Greg Pfister has a blog post that I think will get a reaction or two from you guys, since judging by past posts you are always interested in arguing the relative merits of virtualization when it comes to HPC. The entire post is a short but interesting read, and I commend it to your day’s reading. But, here is the gist of Greg’s primer:
What hypervisors — really, virtual machines; hypervisors are one implementation of that notion – do is more than consolidation. Consolidation is, to be sure, the killer app of virtualization; it’s what put virtualization on the map.
But hypervisors, in particular, do something else: They turn a whole system configuration into a bag of bits, a software abstraction decoupled from the hardware on which they are running. A whole system, ready to run, becomes a file. You can store it, copy it, send it somewhere else, publish it, and so on.
As Greg points out in his post, this means that you can stop your virtual machine, with job running, and move it somewhere else and start it up again. Probably too much overhead today for this to be part of preemptive scheduling, but useful for not losing jobs over maintenance events (or having to drain the queues prior).
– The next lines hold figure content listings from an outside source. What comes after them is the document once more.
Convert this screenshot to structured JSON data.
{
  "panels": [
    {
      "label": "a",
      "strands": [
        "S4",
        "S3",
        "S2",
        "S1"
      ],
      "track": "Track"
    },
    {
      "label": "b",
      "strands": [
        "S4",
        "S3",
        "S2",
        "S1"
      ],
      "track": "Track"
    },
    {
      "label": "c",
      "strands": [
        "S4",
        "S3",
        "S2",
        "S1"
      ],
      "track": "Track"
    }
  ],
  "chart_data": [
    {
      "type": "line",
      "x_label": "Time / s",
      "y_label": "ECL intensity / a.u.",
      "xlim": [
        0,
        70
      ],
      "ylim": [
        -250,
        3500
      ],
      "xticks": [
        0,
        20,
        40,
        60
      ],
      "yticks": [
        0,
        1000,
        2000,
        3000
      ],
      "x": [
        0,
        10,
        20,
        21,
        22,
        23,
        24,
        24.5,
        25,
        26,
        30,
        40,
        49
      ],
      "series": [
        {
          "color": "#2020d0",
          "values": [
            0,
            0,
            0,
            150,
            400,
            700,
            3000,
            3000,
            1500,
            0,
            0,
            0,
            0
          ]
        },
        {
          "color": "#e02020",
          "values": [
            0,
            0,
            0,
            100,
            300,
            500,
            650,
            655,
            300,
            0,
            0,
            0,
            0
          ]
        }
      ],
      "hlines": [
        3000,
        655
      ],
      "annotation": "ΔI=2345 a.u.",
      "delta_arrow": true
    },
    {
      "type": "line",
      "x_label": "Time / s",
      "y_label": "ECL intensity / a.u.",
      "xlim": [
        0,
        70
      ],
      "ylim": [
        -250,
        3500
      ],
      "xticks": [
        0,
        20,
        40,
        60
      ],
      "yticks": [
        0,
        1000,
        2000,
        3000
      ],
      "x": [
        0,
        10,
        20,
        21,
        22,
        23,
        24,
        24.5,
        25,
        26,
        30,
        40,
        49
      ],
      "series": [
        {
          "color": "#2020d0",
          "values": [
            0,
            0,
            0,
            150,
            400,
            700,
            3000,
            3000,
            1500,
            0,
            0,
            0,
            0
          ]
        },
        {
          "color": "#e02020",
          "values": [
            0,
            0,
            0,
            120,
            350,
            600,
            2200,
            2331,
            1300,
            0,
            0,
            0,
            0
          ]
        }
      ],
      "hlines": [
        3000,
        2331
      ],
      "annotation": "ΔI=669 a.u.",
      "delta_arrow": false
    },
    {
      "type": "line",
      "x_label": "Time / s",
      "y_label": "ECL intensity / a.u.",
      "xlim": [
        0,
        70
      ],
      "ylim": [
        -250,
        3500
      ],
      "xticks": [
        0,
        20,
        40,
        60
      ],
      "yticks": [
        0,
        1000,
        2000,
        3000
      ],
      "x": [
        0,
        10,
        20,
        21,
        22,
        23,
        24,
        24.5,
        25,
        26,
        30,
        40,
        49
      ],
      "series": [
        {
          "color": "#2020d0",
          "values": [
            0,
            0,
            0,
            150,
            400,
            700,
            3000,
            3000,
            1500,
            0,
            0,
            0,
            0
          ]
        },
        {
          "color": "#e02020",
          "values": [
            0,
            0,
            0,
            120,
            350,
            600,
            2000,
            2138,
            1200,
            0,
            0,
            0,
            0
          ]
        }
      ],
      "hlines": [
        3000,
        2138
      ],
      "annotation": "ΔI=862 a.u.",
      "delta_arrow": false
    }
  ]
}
…The traditional performance cost of virtualization is anathema to HPC, too. But that’s trending to near zero. With appropriate hardware support (Intel VT, AMD-V, similar things from others) that’s gone away for processor & memory. It’s still there for IO, but can be fixed; IBM zSeries native IO has had essentially no overhead for years. The rest of the world will have to wait for PCIe to finish finalizing its virtualization story and IO vendors to implement it in their devices; that will come about in a patchy manner, I’d predict, with high-end communication devices (like InfiniBand adapters) leading the way.
So that’s what virtualization gets you: isolation (for consolidation) and abstraction from hardware into a manipulable software object (for lots else). Also, security, which I didn’t get into here.
Not much for most HPC today, as I read it, but a lot of value for commercial.
And of course all of this is traditional, “forward” virtualization. ScaleMP’s approach to virtualization, creating one machine out of many physical servers as we wrote about here, is a whole new set of opportunities and challenges.